Os atos na rodovia tiveram uma divisão entre os frequentadores e serão reposicionados a partir desta quarta-feira para regiões militares em Belo Horizonte. “O nosso lema é lotar as ruas e fazer com que o Exército nos veja e intervenha”, acrescentou. O sentimento contrário ao resultado apontado pelas urnas eletrônicas, e endossado por mais de 90 países, foi também notado com o caminhoneiro Jackson Almeida, um dos líderes dos atos bolsonaristas na BR-381, em Ipatinga. 

Por lá, os caminhões começaram a ocupar a rodovia logo após a confirmação da derrota de Bolsonaro pelo Tribunal Superior Eleitoral (TSE) e não há indicativo de recuo. “Vamos esperar mais uns dias. O presidente falou que a manifestação pacífica é bem vinda e isso estamos fazendo desde o primeiro dia. Vamos ficar o tempo que precisar”, disse o homem também ao se referir a uma suposta intervenção militar. 

No Telegram, alguns apoiadores, por sua vez, já assumem abandonar Bolsonaro. “Não estamos lutando pela reeleição de JB, estamos lutando contra o comunismo”, diz uma mensagem compartilhada em um grupo com bolsonaristas de BH. Em outro posicionamento, o foco, segundo um apoiador, não é mais "defender Bolsonaro". "A questão agora é rejeitar Lula. Esta é a ideia correta a ser defendida", diz.

“O que temos que pedir é que Lula renuncie de imediato, Bolsonaro seja afastado e as Forças Armadas assumam o controle do país e promovam novas eleições", complementa a mensagem. 

Futuro dos atos 

Na MG-010, na região Norte de Belo Horizonte, manifestantes bolsonaristas prometem não arrefecer com os atos. Aldenir Cunha, porta-voz do movimento na localidade, destacou após a fala de Bolsonaro que o grupo analisou como um pedido para que permaneçam ocupando as estradas. “Somos uma nação e vamos continuar nas ruas. O que foi dito pelo nosso presidente é que o poder emana do povo e nós, a direita, vamos quebrar o sistema”.

Entretanto, para o professor Emílio Peluso, da UFMG, as mobilizações não devem ser mantidas por muito tempo, com as decisões do Tribunal Superior Eleitoral (TSE) e do Supremo Tribunal Federal (STF) determinando às Polícias Militar dos Estados e à Polícia Rodoviária Federal (PRF) a desobstrução imediata de rodovias. “Há esse cenário construído pelo presidente ao titubear em fazer o reconhecimento da vitória eleitoral do presidente eleito justamente para tentar manter um pouco mais essa situação de caos”, indicou o docente. 

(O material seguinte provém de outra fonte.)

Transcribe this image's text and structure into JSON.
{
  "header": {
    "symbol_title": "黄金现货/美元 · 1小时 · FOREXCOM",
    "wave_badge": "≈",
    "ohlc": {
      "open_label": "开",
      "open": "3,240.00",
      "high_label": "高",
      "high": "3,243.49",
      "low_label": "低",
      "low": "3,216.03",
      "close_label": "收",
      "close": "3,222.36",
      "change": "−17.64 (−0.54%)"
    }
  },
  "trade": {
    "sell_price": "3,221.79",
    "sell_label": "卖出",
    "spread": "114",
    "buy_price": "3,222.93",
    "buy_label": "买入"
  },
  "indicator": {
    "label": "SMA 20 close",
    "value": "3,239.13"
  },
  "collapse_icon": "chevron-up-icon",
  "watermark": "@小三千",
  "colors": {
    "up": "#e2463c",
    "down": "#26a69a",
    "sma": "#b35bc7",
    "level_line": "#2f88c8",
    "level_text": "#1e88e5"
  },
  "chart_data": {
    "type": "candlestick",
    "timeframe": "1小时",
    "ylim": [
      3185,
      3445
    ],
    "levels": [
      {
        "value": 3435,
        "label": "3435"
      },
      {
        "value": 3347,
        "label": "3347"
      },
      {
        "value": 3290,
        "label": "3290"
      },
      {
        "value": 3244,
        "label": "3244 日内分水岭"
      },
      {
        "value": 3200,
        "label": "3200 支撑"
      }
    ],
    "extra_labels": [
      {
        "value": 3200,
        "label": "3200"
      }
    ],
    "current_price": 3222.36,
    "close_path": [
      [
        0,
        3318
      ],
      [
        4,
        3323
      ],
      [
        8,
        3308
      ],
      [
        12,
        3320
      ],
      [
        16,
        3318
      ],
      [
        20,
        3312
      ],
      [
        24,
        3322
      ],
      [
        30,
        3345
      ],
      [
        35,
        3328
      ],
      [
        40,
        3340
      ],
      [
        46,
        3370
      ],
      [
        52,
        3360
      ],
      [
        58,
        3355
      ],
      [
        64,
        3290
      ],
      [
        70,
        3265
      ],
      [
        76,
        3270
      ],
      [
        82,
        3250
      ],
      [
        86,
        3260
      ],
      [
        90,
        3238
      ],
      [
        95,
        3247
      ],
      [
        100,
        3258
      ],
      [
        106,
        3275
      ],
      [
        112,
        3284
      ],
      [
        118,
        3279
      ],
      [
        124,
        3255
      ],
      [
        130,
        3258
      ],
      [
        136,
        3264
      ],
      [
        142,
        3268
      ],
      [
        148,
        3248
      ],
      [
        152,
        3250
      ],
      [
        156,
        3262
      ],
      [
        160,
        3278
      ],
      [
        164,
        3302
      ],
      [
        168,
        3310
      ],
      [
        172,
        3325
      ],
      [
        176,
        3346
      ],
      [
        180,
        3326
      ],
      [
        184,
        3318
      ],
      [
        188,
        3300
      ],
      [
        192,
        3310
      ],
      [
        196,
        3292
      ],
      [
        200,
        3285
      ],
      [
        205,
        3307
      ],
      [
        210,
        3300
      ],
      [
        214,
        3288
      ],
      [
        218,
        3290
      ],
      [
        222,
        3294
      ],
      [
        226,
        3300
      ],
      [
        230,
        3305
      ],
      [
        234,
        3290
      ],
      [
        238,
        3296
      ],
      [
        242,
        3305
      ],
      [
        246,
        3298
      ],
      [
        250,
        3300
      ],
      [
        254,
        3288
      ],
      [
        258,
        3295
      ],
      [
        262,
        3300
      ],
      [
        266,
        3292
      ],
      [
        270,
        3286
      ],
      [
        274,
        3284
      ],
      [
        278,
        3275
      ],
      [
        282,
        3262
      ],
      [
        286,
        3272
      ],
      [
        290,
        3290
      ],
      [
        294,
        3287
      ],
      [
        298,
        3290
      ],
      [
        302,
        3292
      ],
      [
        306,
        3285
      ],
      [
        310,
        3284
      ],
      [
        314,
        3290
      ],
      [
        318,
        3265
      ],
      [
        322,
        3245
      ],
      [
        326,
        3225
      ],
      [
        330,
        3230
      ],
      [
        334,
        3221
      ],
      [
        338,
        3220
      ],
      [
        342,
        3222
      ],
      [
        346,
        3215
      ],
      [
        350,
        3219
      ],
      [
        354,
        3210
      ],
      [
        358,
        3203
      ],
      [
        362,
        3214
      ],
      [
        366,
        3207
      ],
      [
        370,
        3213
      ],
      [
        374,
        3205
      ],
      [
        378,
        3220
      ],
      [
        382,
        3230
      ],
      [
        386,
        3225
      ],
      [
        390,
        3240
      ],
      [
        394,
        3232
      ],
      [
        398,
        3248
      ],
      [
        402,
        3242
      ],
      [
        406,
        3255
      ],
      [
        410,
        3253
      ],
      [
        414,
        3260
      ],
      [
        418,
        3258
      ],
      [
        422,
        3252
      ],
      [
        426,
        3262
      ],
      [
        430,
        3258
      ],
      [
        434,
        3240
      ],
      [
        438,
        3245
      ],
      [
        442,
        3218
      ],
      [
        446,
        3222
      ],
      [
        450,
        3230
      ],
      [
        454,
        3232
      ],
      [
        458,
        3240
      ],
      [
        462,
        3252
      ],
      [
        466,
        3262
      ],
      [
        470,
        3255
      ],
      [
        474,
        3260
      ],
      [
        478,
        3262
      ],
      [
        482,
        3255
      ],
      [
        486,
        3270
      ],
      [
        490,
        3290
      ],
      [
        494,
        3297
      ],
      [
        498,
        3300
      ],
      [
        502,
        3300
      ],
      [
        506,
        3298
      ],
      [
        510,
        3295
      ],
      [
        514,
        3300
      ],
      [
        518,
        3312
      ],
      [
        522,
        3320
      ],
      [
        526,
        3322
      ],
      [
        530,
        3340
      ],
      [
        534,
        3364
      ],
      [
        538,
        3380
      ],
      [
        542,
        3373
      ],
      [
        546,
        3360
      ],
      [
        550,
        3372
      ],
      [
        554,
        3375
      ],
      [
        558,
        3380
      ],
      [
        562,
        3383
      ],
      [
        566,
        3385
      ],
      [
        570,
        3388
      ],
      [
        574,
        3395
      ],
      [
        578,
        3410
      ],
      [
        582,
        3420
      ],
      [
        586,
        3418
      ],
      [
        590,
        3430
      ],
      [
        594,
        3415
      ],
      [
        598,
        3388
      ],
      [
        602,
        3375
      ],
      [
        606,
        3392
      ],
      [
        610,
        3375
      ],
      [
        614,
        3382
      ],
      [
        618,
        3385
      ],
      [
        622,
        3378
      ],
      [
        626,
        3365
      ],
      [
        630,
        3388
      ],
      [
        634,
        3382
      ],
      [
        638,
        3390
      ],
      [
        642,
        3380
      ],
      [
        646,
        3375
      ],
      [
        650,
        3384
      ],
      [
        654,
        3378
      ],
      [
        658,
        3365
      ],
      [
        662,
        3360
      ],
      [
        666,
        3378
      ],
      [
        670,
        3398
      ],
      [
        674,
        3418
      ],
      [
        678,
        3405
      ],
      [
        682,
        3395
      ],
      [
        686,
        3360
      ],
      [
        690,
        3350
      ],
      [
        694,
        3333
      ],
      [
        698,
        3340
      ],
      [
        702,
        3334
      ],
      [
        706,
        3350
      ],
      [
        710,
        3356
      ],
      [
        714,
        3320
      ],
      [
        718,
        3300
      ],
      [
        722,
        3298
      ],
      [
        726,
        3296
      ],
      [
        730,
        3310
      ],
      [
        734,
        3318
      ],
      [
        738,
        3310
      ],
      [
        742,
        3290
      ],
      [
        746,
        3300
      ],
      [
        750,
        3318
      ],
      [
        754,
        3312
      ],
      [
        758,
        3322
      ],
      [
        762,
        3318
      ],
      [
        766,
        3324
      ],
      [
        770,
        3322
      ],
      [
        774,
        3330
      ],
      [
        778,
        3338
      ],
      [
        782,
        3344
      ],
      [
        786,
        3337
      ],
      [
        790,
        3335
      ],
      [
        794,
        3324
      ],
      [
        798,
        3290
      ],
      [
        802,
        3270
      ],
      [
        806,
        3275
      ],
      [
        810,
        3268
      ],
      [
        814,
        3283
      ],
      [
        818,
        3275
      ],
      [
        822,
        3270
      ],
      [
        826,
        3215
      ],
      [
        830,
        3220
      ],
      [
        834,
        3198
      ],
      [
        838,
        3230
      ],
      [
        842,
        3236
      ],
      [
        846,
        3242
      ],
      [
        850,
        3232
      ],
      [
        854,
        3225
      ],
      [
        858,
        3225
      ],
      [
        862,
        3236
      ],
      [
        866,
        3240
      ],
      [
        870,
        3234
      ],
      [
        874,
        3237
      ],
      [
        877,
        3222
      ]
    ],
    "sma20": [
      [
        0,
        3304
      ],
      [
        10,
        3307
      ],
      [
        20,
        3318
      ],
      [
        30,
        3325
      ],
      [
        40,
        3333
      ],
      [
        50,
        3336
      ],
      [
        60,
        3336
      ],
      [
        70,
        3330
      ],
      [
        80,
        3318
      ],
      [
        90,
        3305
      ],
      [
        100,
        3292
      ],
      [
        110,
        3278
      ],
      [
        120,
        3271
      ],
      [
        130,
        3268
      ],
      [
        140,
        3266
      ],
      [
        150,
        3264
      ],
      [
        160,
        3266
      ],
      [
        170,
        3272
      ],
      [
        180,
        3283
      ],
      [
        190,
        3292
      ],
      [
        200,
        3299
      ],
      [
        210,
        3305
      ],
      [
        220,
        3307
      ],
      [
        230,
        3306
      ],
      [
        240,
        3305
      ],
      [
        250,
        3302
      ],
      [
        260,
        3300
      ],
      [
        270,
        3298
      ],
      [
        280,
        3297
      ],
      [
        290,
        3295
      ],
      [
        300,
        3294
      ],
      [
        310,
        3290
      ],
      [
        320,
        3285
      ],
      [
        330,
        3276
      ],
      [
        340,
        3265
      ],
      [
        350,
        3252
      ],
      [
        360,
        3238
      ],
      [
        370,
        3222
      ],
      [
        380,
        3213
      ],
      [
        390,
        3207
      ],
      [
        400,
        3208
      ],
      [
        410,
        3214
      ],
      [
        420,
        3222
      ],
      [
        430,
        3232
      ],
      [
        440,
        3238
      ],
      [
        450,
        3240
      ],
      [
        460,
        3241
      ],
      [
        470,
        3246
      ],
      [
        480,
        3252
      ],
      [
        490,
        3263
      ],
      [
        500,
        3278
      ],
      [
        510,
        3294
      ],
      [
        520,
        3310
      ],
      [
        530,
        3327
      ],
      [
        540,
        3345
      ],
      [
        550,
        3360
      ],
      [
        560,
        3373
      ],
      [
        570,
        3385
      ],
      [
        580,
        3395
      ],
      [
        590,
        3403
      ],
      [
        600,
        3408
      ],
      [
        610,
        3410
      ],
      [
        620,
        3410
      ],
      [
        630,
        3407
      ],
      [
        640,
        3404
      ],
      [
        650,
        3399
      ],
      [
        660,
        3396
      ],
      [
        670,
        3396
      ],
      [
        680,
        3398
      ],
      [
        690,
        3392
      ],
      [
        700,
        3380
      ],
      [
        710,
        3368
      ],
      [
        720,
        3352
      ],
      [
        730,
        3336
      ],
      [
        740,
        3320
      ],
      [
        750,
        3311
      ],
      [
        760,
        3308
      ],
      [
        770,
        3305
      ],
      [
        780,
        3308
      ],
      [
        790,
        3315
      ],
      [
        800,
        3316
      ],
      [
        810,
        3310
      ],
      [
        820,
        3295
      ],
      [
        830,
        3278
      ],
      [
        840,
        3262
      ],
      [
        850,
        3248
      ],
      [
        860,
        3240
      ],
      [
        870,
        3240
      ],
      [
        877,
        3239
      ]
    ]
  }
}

Na avaliação dele, o arrefecimento do movimento dependerá, diretamente, de uma força das polícias em terminar com os bloqueios em rodovias, que já impactam o abastecimento em diversas regiões do país. “Até agora não houve posição ostensiva por parte da PRF. Parecem estar propensos às aventuras golpistas do presidente e de seus apoiadores, enquanto a gente não tem empresários ou outras entidades da sociedade civil apoiando uma tentativa de golpe”, relatou o professor que defende prisão e investigação aos organizadores, financiadores e frequentadores dos atos. 

“Eventual defesa dessa tese, eventual manutenção de qualquer contraposição em relação ao resultado eleitoral, seja por bloqueio de vias estaduais, federais ou o que seja, é na verdade, ou pode constituir, crime contra o Estado Democrático de Direito previsto no conjunto de dispositivos que foi recentemente inserido no Código Penal, depois de revogada a Lei de Segurança Nacional do período ditatorial em 2021. E o que visam esses dispositivos é proteger justamente o processo eleitoral, justamente o Estado Democrático de Direito contra aqueles que, de forma infundada, defendem leitura golpista de que o resultado eleitoral pode ser contestado por outros meios que não sejam os legais”, arrematou Emílio.